Interview with the International Juvenile Justice Observatory

Which are the main challenges that JJ public policies face today in the US in terms of addressing the avoidance of crime?

The main challenge is that juvenile justice policies are not based on a simple, rational assessment of costs and effectiveness, or even on the basic concept of justice. Policy choices are affected by fear and emotion, as well as political/electoral competition, economic self-interest of governments and service providers, and the enduring battle between social classes as to who defines the origins and solutions to social problems.

Which do you believe are the common or global challenges at transnational or intercontinental level in the prevention of violence and crimes involving young people?

All countries struggle with two competing theories of how to change youth behaviour: 1) by punishing and dominating, or 2) by motivating and engaging.

Which is the main difference in concept, policy or practice between the European and the US JJ systems?

The similarities are becoming more prominent than the differences. In the past, the U.S justice system was one of the most racially-biased systems among advanced democracies. This seems to be less true than it once was – other countries are beginning to catch up.

You have described how some US jurisdictions have adopted systems that are more sustainable than others; can you tell us what makes for a sustainable approach to juvenile justice?

The most important thing is legitimacy. Justice systems are sustainable when the public supports the basic approach to justice and the public receives routine updates of critical performance indicators.

What are the legislative improvements that you would prioritize in the US agenda or which do you consider more urgent?

Better and more timely data. In the U.S., we get one annual report of key crime indicators and that report is published nearly a year after the referent year. In other words, the national report about crime in 2013 was published in the Fall of 2014. This means that the public gets its crime information from local media, news sources, and blogs, and this means that public discourse about crime is distorted by poorly understood information.  

What is your opinion on the establishment of policies and systems that serve young adults up to 23 years old dependent on JJ, do you consider it feasible in some states in your country?

All countries, including the U.S., will eventually have to recognize the obvious truth that adolescence does not end at age 17 or 18, and as long as we continue to agree that adolescents should be treated differently from adults in the justice system, this means that the upper age has to be raised.

On what topics or areas of JJ do you consider it is necessary to generate evidence or where do you believe it is necessary to generate innovation?

From our “Evidence Generation” initiative:

We recommend using evidence-informed programs and practices whenever possible, but it is important for agencies to pursue new and innovative practices that fit their mission, their clientele, and their intervention philosophy.
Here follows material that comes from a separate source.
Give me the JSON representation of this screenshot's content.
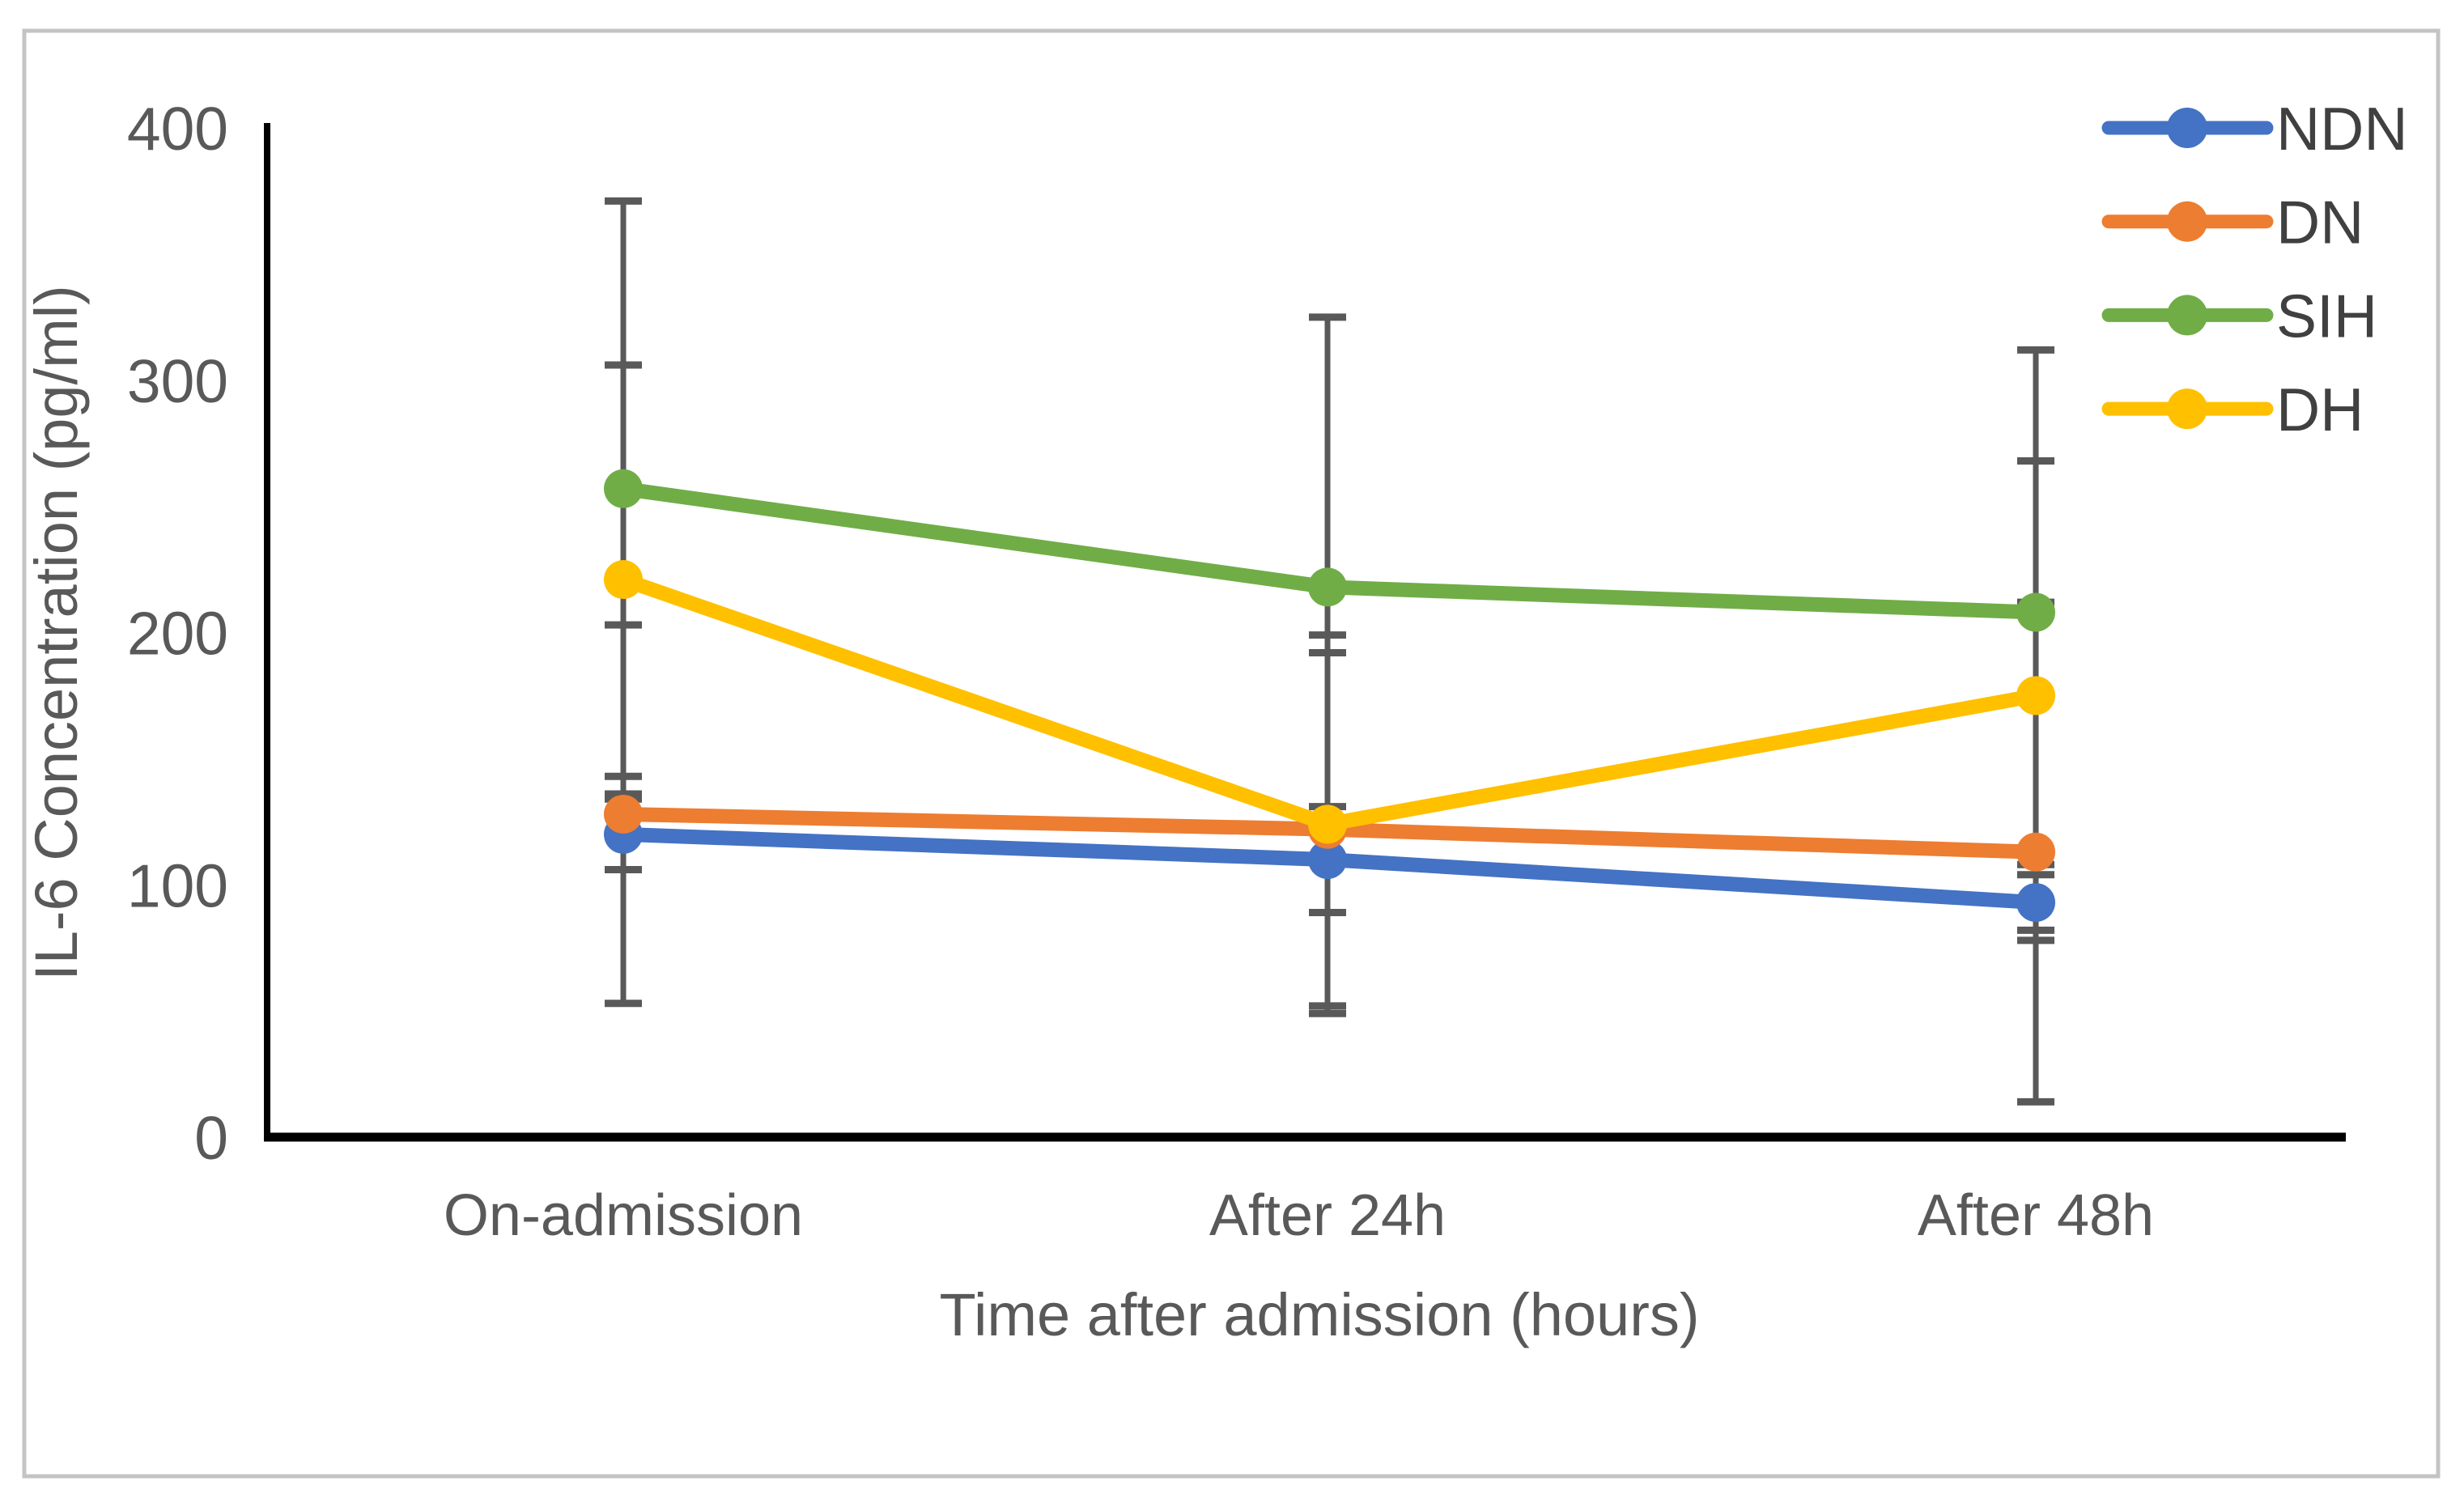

If an agency cannot locate an evidence-based program or practice that fits their mission and their approach, it may not be because the agency is off-target or misinformed. It may be due to bias or lack of vision among the policymakers and funding organizations that control investment in social programs and evaluation research on those programs. Such decisions often reflect the values of the dominant culture and it is difficult for new and innovative practices to break through.

Out of the latest research or policy oriented initiatives, which ones do you consider outstanding?

The most important recent research in the U.S. was Sarah Heller’s evaluation of mentored work placements for youth in Chicago. Her randomized study showed that a positive summer work experience for disadvantaged youth was associated with a 40% decline in violent offending. Importantly, she also tested the work experience intervention in combination with therapeutic supports, and there was no difference. Both groups were 40% less likely to commit subsequent violent offenses. This shows that concrete and developmentally appropriate supports for youth is the key. Justice-involved youth do not all need therapy.

What do you believe has been your biggest contribution or which are you most proud of?

My work on “Positive Youth Justice”

The Positive Youth Justice model suggests that blending the science of adolescent development with the practice principles of positive youth development could serve as an effective framework for designing general interventions for young offenders. The model encourages youth justice systems to focus on protective factors as well as risk factors, strengths as well as problems, and positive outcomes as well as negative outcomes. In general, the PYJ approach focuses on facilitating successful transitions to adulthood for justice-involved youth.